CONTROLLED RELEASE FLOATING ORAL IN SITU GEL OF ITOPRIDE HYDROCHLORIDE USING PH SENSITIVE POLYMER

Objective: In situ gels are suitable to overcome problems of immediate release and short gastrointestinal residence of liquids. These systems are liquids before administration and on contact with gastric contents are converted to gel. The present work deals with the formulation, evaluation and optimization of pH triggered floating oral in situ gel of Itopride hydrochloride by using sodium alginate as a gelling polymer and HPMC K100M as a release retardant polymer. Methods: A 3 2 factorial designs was carried out and the effect of variation in concentrations of sodium alginate and calcium carbonate on percent drug release at 1 h, 6 h, gel strength and T 50% i. e. time required for the release 50 % of loaded drug was evaluated.

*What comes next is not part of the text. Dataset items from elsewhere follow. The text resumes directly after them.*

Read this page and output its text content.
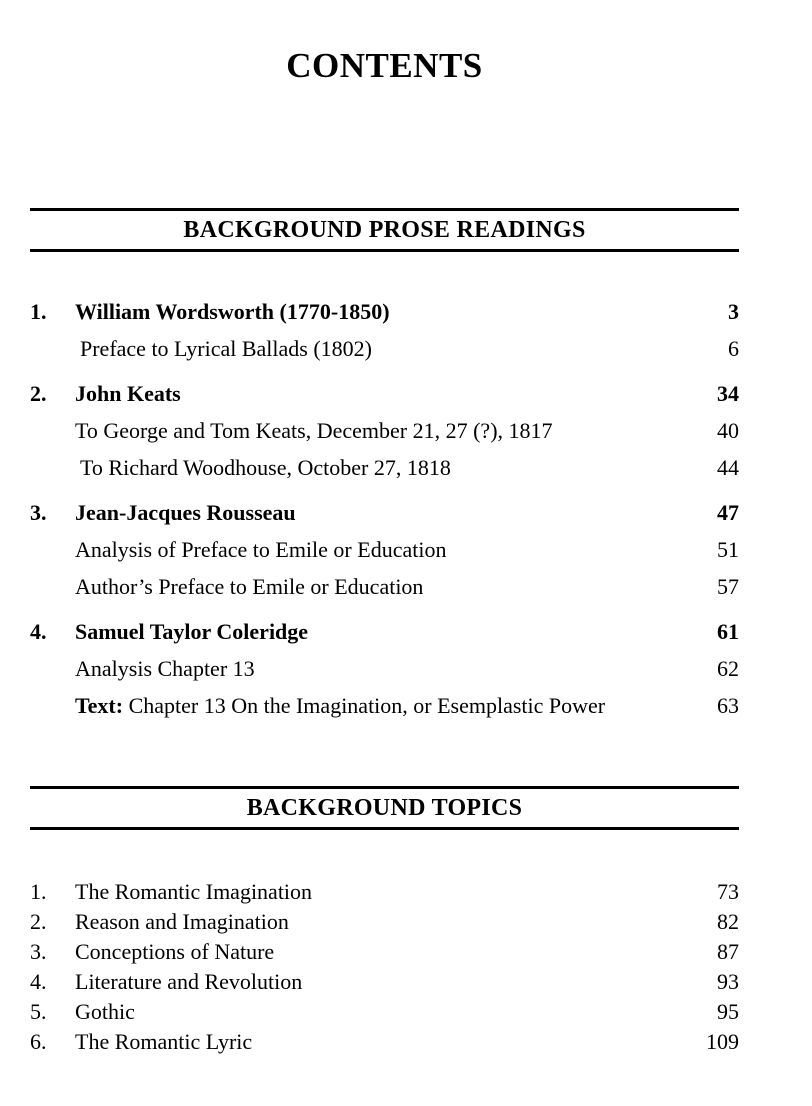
CONTENTS
BACKGROUND PROSE READINGS
1.	William Wordsworth (1770-1850)	3
Preface to Lyrical Ballads (1802)	6
2.	John Keats	34
To George and Tom Keats, December 21, 27 (?), 1817	40
To Richard Woodhouse, October 27, 1818	44
3.	Jean-Jacques Rousseau	47
Analysis of Preface to Emile or Education	51
Author’s Preface to Emile or Education	57
4.	Samuel Taylor Coleridge	61
Analysis Chapter 13	62
Text: Chapter 13 On the Imagination, or Esemplastic Power	63
BACKGROUND TOPICS
1.	The Romantic Imagination	73
2.	Reason and Imagination	82
3.	Conceptions of Nature	87
4.	Literature and Revolution	93
5.	Gothic	95
6.	The Romantic Lyric	109
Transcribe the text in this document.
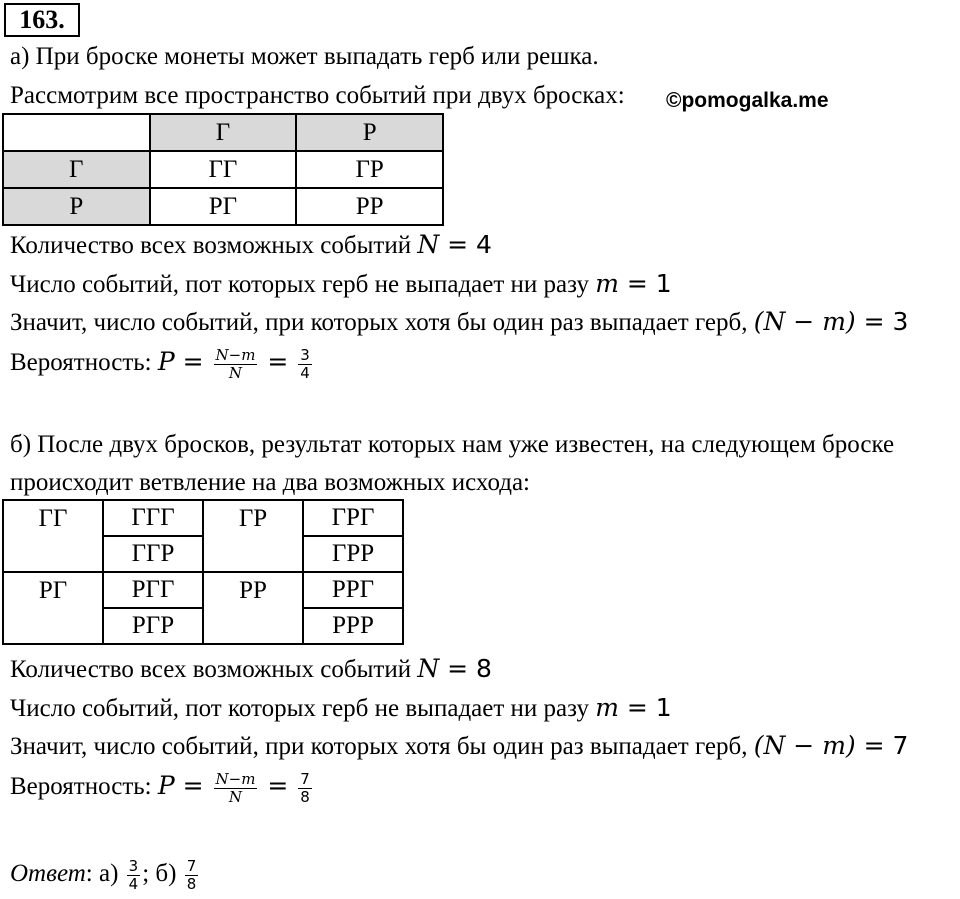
163.
а) При броске монеты может выпадать герб или решка.
Рассмотрим все пространство событий при двух бросках: ©pomogalka.me
	Г	Р
Г	ГГ	ГР
Р	РГ	РР
Количество всех возможных событий N = 4
Число событий, пот которых герб не выпадает ни разу m = 1
Значит, число событий, при которых хотя бы один раз выпадает герб, (N − m) = 3
Вероятность: $P = \frac{N-m}{N} = \frac{3}{4}$
б) После двух бросков, результат которых нам уже известен, на следующем броске
происходит ветвление на два возможных исхода:
ГГ	ГГГ	ГР	ГРГ
	ГГР		ГРР
РГ	РГГ	РР	РРГ
	РГР		РРР
Количество всех возможных событий N = 8
Число событий, пот которых герб не выпадает ни разу m = 1
Значит, число событий, при которых хотя бы один раз выпадает герб, (N − m) = 7
Вероятность: $P = \frac{N-m}{N} = \frac{7}{8}$
Ответ: $а) \frac{3}{4}$ ; $б) \frac{7}{8}$
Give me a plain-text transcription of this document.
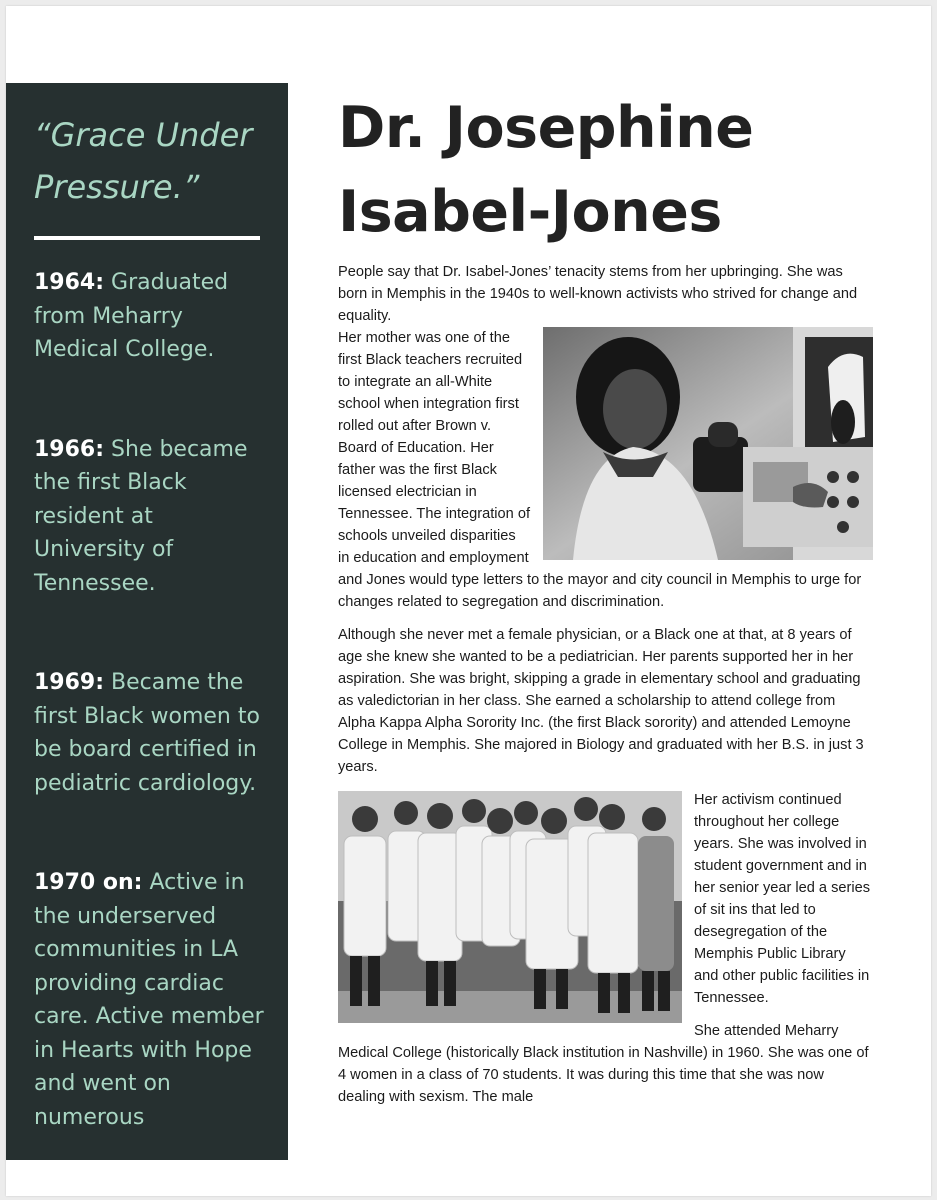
“Grace Under Pressure.”

1964: Graduated from Meharry Medical College.

1966: She became the first Black resident at University of Tennessee.

1969: Became the first Black women to be board certified in pediatric cardiology.

1970 on: Active in the underserved communities in LA providing cardiac care. Active member in Hearts with Hope and went on numerous

Dr. Josephine Isabel-Jones

People say that Dr. Isabel-Jones’ tenacity stems from her upbringing. She was born in Memphis in the 1940s to well-known activists who strived for change and equality.

Her mother was one of the first Black teachers recruited to integrate an all-White school when integration first rolled out after Brown v. Board of Education. Her father was the first Black licensed electrician in Tennessee. The integration of schools unveiled disparities in education and employment and Jones would type letters to the mayor and city council in Memphis to urge for changes related to segregation and discrimination.

Although she never met a female physician, or a Black one at that, at 8 years of age she knew she wanted to be a pediatrician. Her parents supported her in her aspiration. She was bright, skipping a grade in elementary school and graduating as valedictorian in her class. She earned a scholarship to attend college from Alpha Kappa Alpha Sorority Inc. (the first Black sorority) and attended Lemoyne College in Memphis. She majored in Biology and graduated with her B.S. in just 3 years.

Her activism continued throughout her college years. She was involved in student government and in her senior year led a series of sit ins that led to desegregation of the Memphis Public Library and other public facilities in Tennessee.

She attended Meharry Medical College (historically Black institution in Nashville) in 1960. She was one of 4 women in a class of 70 students. It was during this time that she was now dealing with sexism. The male
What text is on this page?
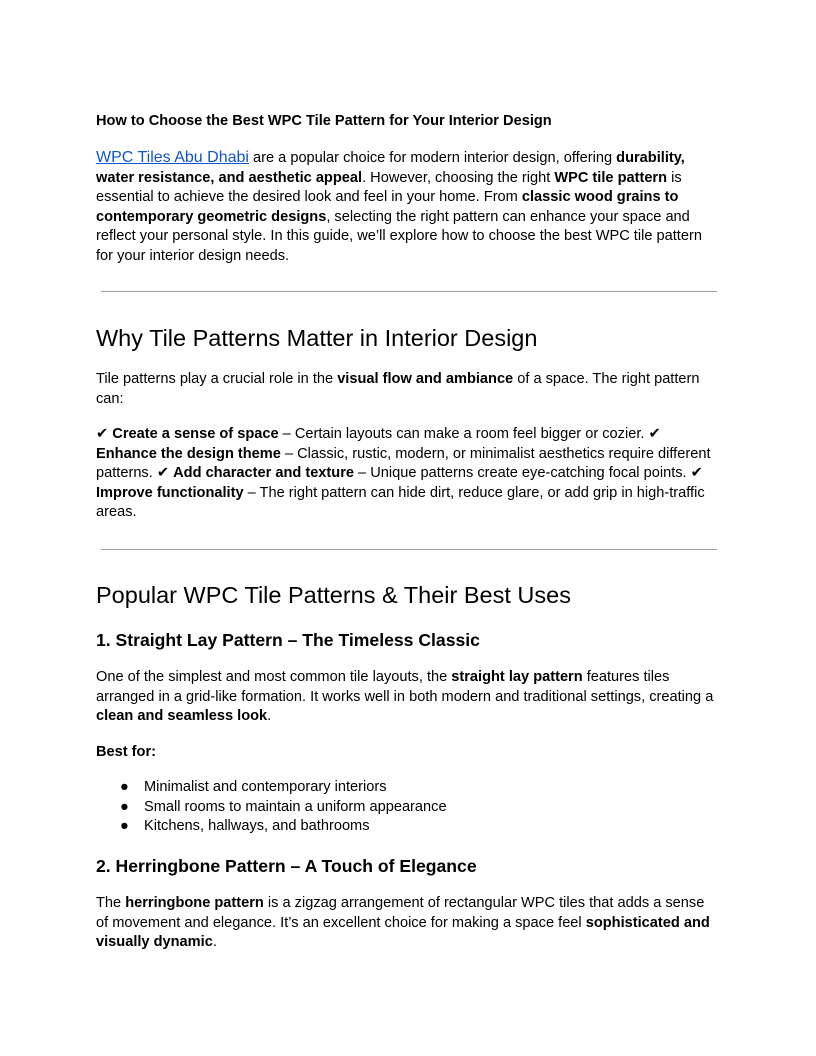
How to Choose the Best WPC Tile Pattern for Your Interior Design

WPC Tiles Abu Dhabi are a popular choice for modern interior design, offering durability, water resistance, and aesthetic appeal. However, choosing the right WPC tile pattern is essential to achieve the desired look and feel in your home. From classic wood grains to contemporary geometric designs, selecting the right pattern can enhance your space and reflect your personal style. In this guide, we’ll explore how to choose the best WPC tile pattern for your interior design needs.

Why Tile Patterns Matter in Interior Design

Tile patterns play a crucial role in the visual flow and ambiance of a space. The right pattern can:

✔ Create a sense of space – Certain layouts can make a room feel bigger or cozier. ✔ Enhance the design theme – Classic, rustic, modern, or minimalist aesthetics require different patterns. ✔ Add character and texture – Unique patterns create eye-catching focal points. ✔ Improve functionality – The right pattern can hide dirt, reduce glare, or add grip in high-traffic areas.

Popular WPC Tile Patterns & Their Best Uses
1. Straight Lay Pattern – The Timeless Classic

One of the simplest and most common tile layouts, the straight lay pattern features tiles arranged in a grid-like formation. It works well in both modern and traditional settings, creating a clean and seamless look.

Best for:

● Minimalist and contemporary interiors
● Small rooms to maintain a uniform appearance
● Kitchens, hallways, and bathrooms
2. Herringbone Pattern – A Touch of Elegance

The herringbone pattern is a zigzag arrangement of rectangular WPC tiles that adds a sense of movement and elegance. It’s an excellent choice for making a space feel sophisticated and visually dynamic.
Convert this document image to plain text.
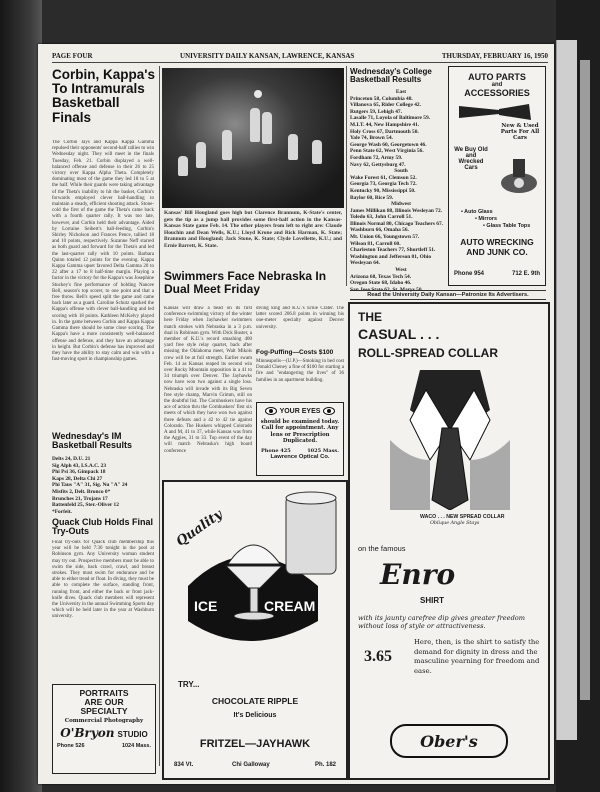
PAGE FOUR	UNIVERSITY DAILY KANSAN, LAWRENCE, KANSAS	THURSDAY, FEBRUARY 16, 1950
Corbin, Kappa's To Intramurals Basketball Finals
The Corbin Jays and Kappa Kappa Gamma repulsed their opponents' second-half rallies to win Wednesday night. They will meet in the finals Tuesday, Feb. 21. Corbin displayed a well-balanced offense and defense in their 26 to 25 victory over Kappa Alpha Theta. Completely dominating most of the game they led 18 to 5 at the half. While their guards were taking advantage of the Theta's inability to hit the basket, Corbin's forwards employed clever ball-handling to maintain a steady, efficient shooting attack. Stone-cold the first of the game the Theta's came back with a fourth quarter rally. It was too late, however, and Corbin held their advantage. Aided by Lorraine Seibert's ball-feeding, Corbin's Shirley Nicholson and Frances Pence, tallied 18 and 10 points, respectively. Suzanne Neff starred as both guard and forward for the Theta's and led the last-quarter rally with 10 points. Barbara Quinn totaled 12 points for the evening. Kappa Kappa Gamma upset favored Delta Gamma 20 to 22 after a 17 to 8 half-time margin. Playing a factor in the victory for the Kappa's was Josephine Stuckey's fine performance of holding Nancee Bell, season's top scorer, to one point and that a free throw. Bell's speed split the game and came back later as a guard. Caroline Schutz sparked the Kappa's offense with clever ball-handling and led scoring with 18 points. Kathleen McKelvy played in. In the game between Corbin and Kappa Kappa Gamma there should be some close scoring. The Kappa's have a more consistently well-balanced offense and defense, and they have an advantage in height. But Corbin's defense has improved and they have the ability to stay calm and win with a fast-moving sport in championship games.
Kansas' Bill Hougland goes high but Clarence Brannum, K-State's center, gets the tip as a jump ball provides some first-half action in the Kansas-Kansas State game Feb. 14. The other players from left to right are: Claude Houchin and Dean Wells, K.U.; Lloyd Krone and Rick Harman, K. State; Brannum and Hougland; Jack Stone, K. State; Clyde Lovellette, K.U.; and Ernie Barrett, K. State.
Wednesday's College Basketball Results
East
Princeton 58, Columbia 48.
Villanova 65, Rider College 42.
Rutgers 59, Lehigh 47.
Lasalle 71, Loyola of Baltimore 59.
M.I.T. 44, New Hampshire 41.
Holy Cross 67, Dartmouth 50.
Yale 74, Brown 54.
George Wash 60, Georgetown 46.
Penn State 62, West Virginia 56.
Fordham 72, Army 59.
Navy 62, Gettysburg 47.
South
Wake Forest 61, Clemson 52.
Georgia 73, Georgia Tech 72.
Kentucky 90, Mississippi 50.
Baylor 60, Rice 59.
Midwest
James Millikan 88, Illinois Wesleyan 72.
Toledo 63, John Carroll 51.
Illinois Normal 80, Chicago Teachers 67.
Washburn 66, Omaha 56.
Mt. Union 66, Youngstown 57.
Wilson 81, Carroll 60.
Charleston Teachers 77, Shurtleff 51.
Washington and Jefferson 81, Ohio Wesleyan 64.
West
Arizona 68, Texas Tech 54.
Oregon State 68, Idaho 46.
San Jose State 62, St. Marys 50.
AUTO PARTS
and
ACCESSORIES
New & Used Parts For All Cars
We Buy Old and Wrecked Cars
• Auto Glass
• Mirrors
• Glass Table Tops
AUTO WRECKING AND JUNK CO.
Phone 954	712 E. 9th
Read the University Daily Kansan—Patronize Its Advertisers.
Swimmers Face Nebraska In Dual Meet Friday
Kansas will draw a bead on its first conference swimming victory of the winter here Friday when Jayhawker swimmers match strokes with Nebraska in a 3 p.m. dual in Robinson gym. With Dick Buster, a member of K.U.'s record smashing 400 yard free style relay quartet, back after missing the Oklahoma meet, Walt Mikols crew will be at full strength. Earlier swam Feb. 14 as Kansas reaped its second win over Rocky Mountain opposition in a 41 to 34 triumph over Denver. The Jayhawks now have won two against a single loss. Nebraska will invade with its Big Seven free style champ, Marvin Grimm, still on the doubtful list. The Cornhuskers have his ace of action thru the Cornhuskers' first six meets of which they have won two against three defeats and a 42 to 42 tie against Colorado. The Huskers whipped Colorado A and M, 41 to 37, while Kansas was from the Aggies, 31 to 33. Top event of the day will match Nebraska's high board conference
diving king and K.U.'s Ernie Crater. The latter scored 206.8 points in winning his one-meter specialty against Denver university.
Fog-Puffing—Costs $100
Minneapolis—(U.P.)—Smoking in bed cost Donald Cheney a fine of $100 for starting a fire and "endangering the lives" of 36 families in an apartment building.
YOUR EYES
should be examined today. Call for appointment. Any lens or Prescription Duplicated.
Phone 425	1025 Mass.
Lawrence Optical Co.
Quality
ICE	CREAM
TRY...
CHOCOLATE RIPPLE
It's Delicious
FRITZEL—JAYHAWK
834 Vt.	Chi Galloway	Ph. 182
Wednesday's IM Basketball Results
Delts 24, D.U. 21
Sig Alph 43, I.S.A.C. 23
Phi Psi 36, Gimpack 18
Kaps 28, Delta Chi 27
Phi Taus "A" 31, Sig. Nu "A" 24
Misfits 2, Delt. Bronco 0*
Brunches 21, Trojans 17
Battenfeld 25, Ster.-Oliver 12
*Forfeit.
Quack Club Holds Final Try-Outs
Final try-outs for Quack club membership this year will be held 7:30 tonight in the pool at Robinson gym. Any University woman student may try out. Prospective members must be able to swim the side, back crawl, crawl, and breast strokes. They must swim for endurance and be able to either tread or float. In diving, they must be able to complete the surface, standing front, running front, and either the back or front jack-knife dives. Quack club members will represent the University in the annual Swimming Sports day which will be held later in the year at Washburn university.
PORTRAITS
ARE OUR
SPECIALTY
Commercial Photography
O'Bryon STUDIO
Phone 526	1024 Mass.
THE
CASUAL . . .
ROLL-SPREAD COLLAR
WACO . . . NEW SPREAD COLLAR
Oblique Angle Stays
on the famous
Enro
SHIRT
with its jaunty carefree dip gives greater freedom without loss of style or attractiveness.
3.65
Here, then, is the shirt to satisfy the demand for dignity in dress and the masculine yearning for freedom and ease.
Ober's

The gels were studied for their viscosity, in vitro buoyancy and drug release, in vitro gelling capacity, density, gel strength. Results: The results of a 3 2 full factorial design revealed that the concentration of sodium alginate and concentration of calcium carbonate significantly affected the dependent variables. A controlled release profile was observed for these formulations. The dissolution data were fitted to various kinetic models which indicated diffusion controlled release profile. In vivo studies revealed higher T max of gel compared to plain drug which is suggestive of slower absorption. However, the AUC 0-12 h was found to be nearly 90% higher than plain drug. Thus, bioavailability was found to be increased with in situ gel of Itopride hydrochloride. Conclusion: Floating oral in situ gelling system of amoxicillin can be formulated using sodium alginate as a gelling polymer to sustain the drug release for 12 h with diffusion controlled release kinetics.